A reader who signs with the symbol "= # # =" left an interesting comment on the Chore Wars post: "On a side note, when a post about chore wars gets more replies than a post about Tabula Rasa, it can't be a good sign for Richard Garriott." Well spotted. There are a number of MMORPGs announced for the second half of 2007: Tabula Rasa, Pirates of the Burning Sea, Age of Conan, Gods & Heroes, you name it. But the amount of hype around them is curiously low. Nobody seems to be waiting for these. Why is that so?

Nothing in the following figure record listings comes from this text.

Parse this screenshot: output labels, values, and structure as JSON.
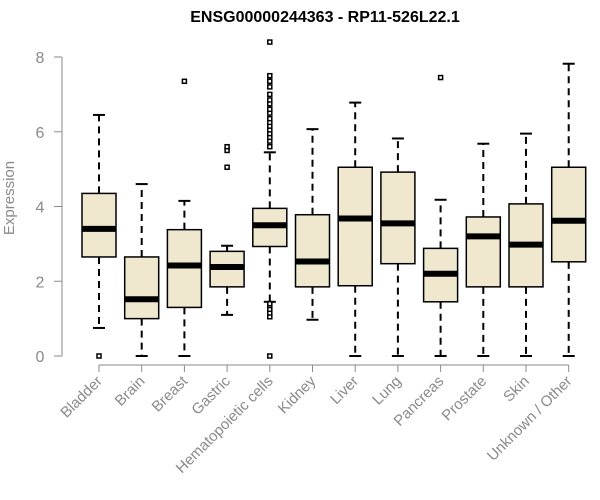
{
  "chart_data": {
    "type": "boxplot",
    "title": "ENSG00000244363 - RP11-526L22.1",
    "xlabel": "",
    "ylabel": "Expression",
    "ylim": [
      0,
      8.3
    ],
    "yticks": [
      0,
      2,
      4,
      6,
      8
    ],
    "colors": {
      "box_fill": "#efe8cf",
      "box_stroke": "#000000",
      "axis": "#8a8a8a"
    },
    "categories": [
      "Bladder",
      "Brain",
      "Breast",
      "Gastric",
      "Hematopoietic cells",
      "Kidney",
      "Liver",
      "Lung",
      "Pancreas",
      "Prostate",
      "Skin",
      "Unknown / Other"
    ],
    "boxes": [
      {
        "name": "Bladder",
        "whisker_low": 0.75,
        "q1": 2.65,
        "median": 3.4,
        "q3": 4.35,
        "whisker_high": 6.45,
        "outliers": [
          0.0
        ]
      },
      {
        "name": "Brain",
        "whisker_low": 0.0,
        "q1": 1.0,
        "median": 1.52,
        "q3": 2.65,
        "whisker_high": 4.6,
        "outliers": []
      },
      {
        "name": "Breast",
        "whisker_low": 0.0,
        "q1": 1.3,
        "median": 2.42,
        "q3": 3.38,
        "whisker_high": 4.15,
        "outliers": [
          7.35
        ]
      },
      {
        "name": "Gastric",
        "whisker_low": 1.1,
        "q1": 1.85,
        "median": 2.38,
        "q3": 2.8,
        "whisker_high": 2.95,
        "outliers": [
          5.05,
          5.5,
          5.6
        ]
      },
      {
        "name": "Hematopoietic cells",
        "whisker_low": 1.45,
        "q1": 2.93,
        "median": 3.5,
        "q3": 3.95,
        "whisker_high": 5.45,
        "outliers": [
          0.0,
          1.05,
          1.15,
          1.25,
          1.35,
          1.4,
          5.6,
          5.75,
          5.85,
          5.95,
          6.05,
          6.15,
          6.25,
          6.35,
          6.5,
          6.6,
          6.75,
          6.85,
          7.0,
          7.2,
          7.35,
          7.5,
          8.4
        ]
      },
      {
        "name": "Kidney",
        "whisker_low": 0.97,
        "q1": 1.85,
        "median": 2.53,
        "q3": 3.78,
        "whisker_high": 6.07,
        "outliers": []
      },
      {
        "name": "Liver",
        "whisker_low": 0.0,
        "q1": 1.88,
        "median": 3.68,
        "q3": 5.05,
        "whisker_high": 6.78,
        "outliers": []
      },
      {
        "name": "Lung",
        "whisker_low": 0.0,
        "q1": 2.47,
        "median": 3.55,
        "q3": 4.92,
        "whisker_high": 5.82,
        "outliers": []
      },
      {
        "name": "Pancreas",
        "whisker_low": 0.0,
        "q1": 1.45,
        "median": 2.2,
        "q3": 2.88,
        "whisker_high": 4.18,
        "outliers": [
          7.45
        ]
      },
      {
        "name": "Prostate",
        "whisker_low": 0.0,
        "q1": 1.85,
        "median": 3.2,
        "q3": 3.72,
        "whisker_high": 5.68,
        "outliers": []
      },
      {
        "name": "Skin",
        "whisker_low": 0.0,
        "q1": 1.85,
        "median": 2.98,
        "q3": 4.07,
        "whisker_high": 5.95,
        "outliers": []
      },
      {
        "name": "Unknown / Other",
        "whisker_low": 0.0,
        "q1": 2.52,
        "median": 3.62,
        "q3": 5.05,
        "whisker_high": 7.82,
        "outliers": []
      }
    ]
  }
}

One reason is certainly the expectation that Warhammer Online: Age of Reckoning (WAR) will be BIG, and thus the hype is concentrated towards that game, even if it probably still is one year away. But more importantly it seems that World of Warcraft changed our perception what "big" is. Games that "only" get a couple of hundred thousand players are nowadays considered niche, although 5 years ago that was what the market leaders had. Thus the games I listed above don't excite much. Even the second World of Warcraft expansion, which is probably going to be announced this weekend, is producing more buzz than all the other games of 2007 together.
Or maybe we are suffering a collective MMORPG burnout, a general gaming slump, and can't be excited about anything any more. Which is curious, because I think some of the upcoming games have some merit in being innovative: Tabula Rasa combines MMO elements with FPS elements. Pirates of the Burning Sea has ship-to-ship combat and a trading part (which I am personally most interested in). Age of Conan is trying to revolutionize MMORPG combat with it's "Real Combat" system. And Gods & Heroes has you collect NPC minions working and fighting for you. None of these games are simple EQ/WoW clones.
I'm pretty sure that none of these games will reach subscription numbers in the millions like World of Warcraft. But some of them will be commercially successful enough to make a profit. And their various innovations will advance the MMORPG genre, even if some of those experiments might fail. Somebody has to try to change things like MMO combat, because otherwise in 5 years we will still be stuck with the same autoattack-plus-hotkey combat we already had 5 years ago. Thus I will closely watch the games still coming out this year, and play them. Even the ones I'm sceptical about I would at least want to test them if they offer an open beta. So I'll see whether I can incite some hype about one game or another by presenting them over the coming weeks.